The clerk of today has a formidable task. They are expected to recognize objects from inventories often numbering into the tens of thousands, and to then be able to also accurately supply a computer recognizable identifier, such as a SKU number, for each of these objects. The clerk here may, on a daily basis, handle screws that are exactly the same except that they are made of ten different materials. The task here is impossible with out the clerk having some form of assistance and, as has been described elsewhere herein, the assistance that has until now been available is often not adequate or economical for the task.

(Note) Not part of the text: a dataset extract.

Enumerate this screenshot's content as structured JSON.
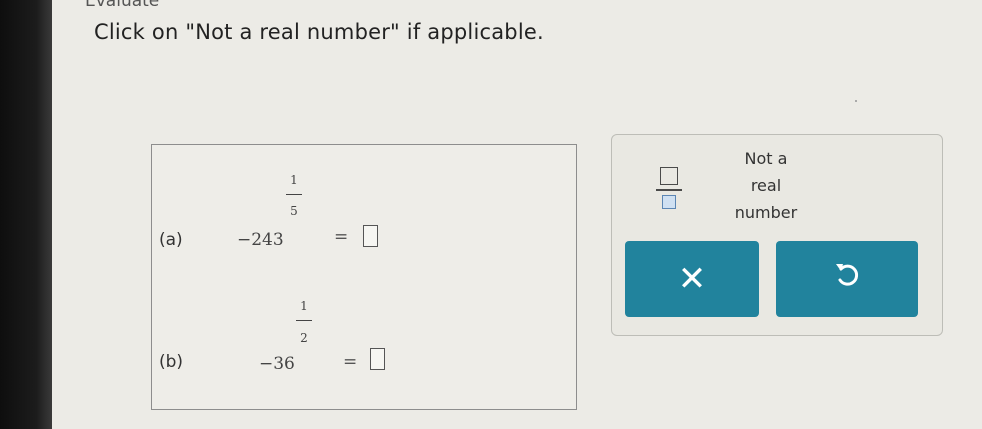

Now consider the task of a typical retail counter or stock room clerk using the present invention. In the traditional sense the clerk does not have to recognize an object at all. For instance, they do not have to be look at the working end of a screwdriver and recognize that the particular screwdriver is of the type known to every virtually clerk of 50 years ago as a Phillips head screwdriver. A clerk using the invention simply has to pick, possibly even using a touch screen, an image resembling the screwdriver before them. Thus, in a commercial context, the clerk's employer does not have to worry about training the clerk, a larger set of potential clerks become hirable, automated inventory management schemes become more trustworthy, goods are not sold at incorrect prices, customers do not suffer the aggravation of unduly prolonged transactions, and the invention provides benefit which the prior art heretofore has not proven able to provide.
For the above, and other, reasons, it is expected that the present invention will have widespread industrial applicability. Therefore, it is expected that the commercial utility of the present invention will be extensive and long lasting.